恐る恐るマリーを見ると、笑顔で俺を見ているが――細めで俺を確実に捉えていた。
怒るとは実際曖昧な表現だ。
『もう、お兄ちゃん何か知らない!』
と、可愛いものでも怒りは怒り。
但しそれは一般的な回答。
これをマリーバージョンにするとこうだ。
『もう、言う事聞かないお兄ちゃんは――マリーがちゃんと躾けてあげないとね?」
その後監禁。
こんな事があって良いものか。
まあこんな事が日常茶飯事なんですけど。
「ごめんなさい皆さん。

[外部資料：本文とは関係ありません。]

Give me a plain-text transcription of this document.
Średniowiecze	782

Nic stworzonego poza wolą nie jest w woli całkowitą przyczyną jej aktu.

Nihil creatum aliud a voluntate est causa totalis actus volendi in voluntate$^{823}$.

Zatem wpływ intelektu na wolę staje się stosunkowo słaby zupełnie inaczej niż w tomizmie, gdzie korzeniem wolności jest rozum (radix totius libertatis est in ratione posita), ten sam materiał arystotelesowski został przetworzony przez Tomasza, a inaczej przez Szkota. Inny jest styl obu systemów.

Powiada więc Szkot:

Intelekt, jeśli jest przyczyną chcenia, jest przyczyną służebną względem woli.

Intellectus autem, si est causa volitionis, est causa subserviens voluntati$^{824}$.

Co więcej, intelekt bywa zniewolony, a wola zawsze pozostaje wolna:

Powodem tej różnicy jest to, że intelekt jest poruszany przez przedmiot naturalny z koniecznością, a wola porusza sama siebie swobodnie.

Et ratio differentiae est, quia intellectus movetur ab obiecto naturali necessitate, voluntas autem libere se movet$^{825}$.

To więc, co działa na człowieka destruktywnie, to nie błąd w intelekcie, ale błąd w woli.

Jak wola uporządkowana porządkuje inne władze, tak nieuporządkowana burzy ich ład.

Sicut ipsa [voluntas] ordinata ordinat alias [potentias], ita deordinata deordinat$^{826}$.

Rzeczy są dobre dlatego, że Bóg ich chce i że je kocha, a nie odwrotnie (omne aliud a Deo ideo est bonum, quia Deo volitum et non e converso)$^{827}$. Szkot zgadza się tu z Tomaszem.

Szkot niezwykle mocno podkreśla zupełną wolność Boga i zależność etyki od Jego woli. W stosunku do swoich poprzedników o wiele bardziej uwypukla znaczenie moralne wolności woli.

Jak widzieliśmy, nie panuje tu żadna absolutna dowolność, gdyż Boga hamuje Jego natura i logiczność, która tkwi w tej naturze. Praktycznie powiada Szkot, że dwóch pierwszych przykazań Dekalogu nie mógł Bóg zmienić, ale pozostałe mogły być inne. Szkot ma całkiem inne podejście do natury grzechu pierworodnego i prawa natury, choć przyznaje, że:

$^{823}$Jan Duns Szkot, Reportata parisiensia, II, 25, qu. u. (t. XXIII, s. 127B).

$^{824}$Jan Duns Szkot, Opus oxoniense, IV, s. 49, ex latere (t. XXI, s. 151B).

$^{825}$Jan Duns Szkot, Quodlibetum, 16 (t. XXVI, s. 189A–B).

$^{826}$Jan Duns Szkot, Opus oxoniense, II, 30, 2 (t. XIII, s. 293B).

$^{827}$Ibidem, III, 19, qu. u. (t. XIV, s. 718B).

実はお兄ちゃんこれからやる事があるんですよ」
「え、そうなの金神君?」
「はい――大事な用なんです」
「藤麻、大事な用があるなら言えよ」
無いです。
無かったです。
何ならその大事な用が何なのかを、当の本人が知りません。
知りたくも無いですけど。
俺は吾郎にアイコンタクトで助けを求める。
しかしそれをさせまいと、マリーは腹にスタンガンを当ててきた。
『い、た、い、の、は、い、や、だ、よ、ね』
再び腹にそう文字を綴る。
恐怖で震えてしまった俺は、情けなく皆に伝える。
「ご、ごめんみんな。俺用事があったわ」
「家族の用事すっぽかすのは良くねぇぞ」
「だよな、ははは……」
「じゃあ逝こっか、お兄ちゃん」
腹にずっと当てられてるスタンガンの所為で、声が上ずってしまった。
その後マリーと共に店を出て行った。
◇
「あなたが彼岸花ちゃん?」
「はい、そうです」
大人しそうだが私の盗聴盗撮グッズを破壊した子だ。
警戒は怠らないでおこう。
マリーと藤麻は先に帰り、残った私はこの子と共に外で話している。
どの様な子で、何故私の邪魔をしたのか聞く為だ。
「何で私の邪魔をしたの?」
「……あなた達が藤麻君を独占しているからです」
何となく察しはついていた。
この子も藤麻の魅力に気づいてしまったという訳だ。
流石は私の藤麻ね。
「残念だけれど、藤麻は渡さないわ。他の子を好きになって頂戴」
「……それは約束できません。失礼します」
話を途中で終わらせて店に戻ってしまった。
どうやら引く気は無さそうだ。
「警戒しておく必要がありそうね……」
夏休みで学校は無いが、藤麻を絶対外に出さないと決める。
――他の子には絶対に渡さないから。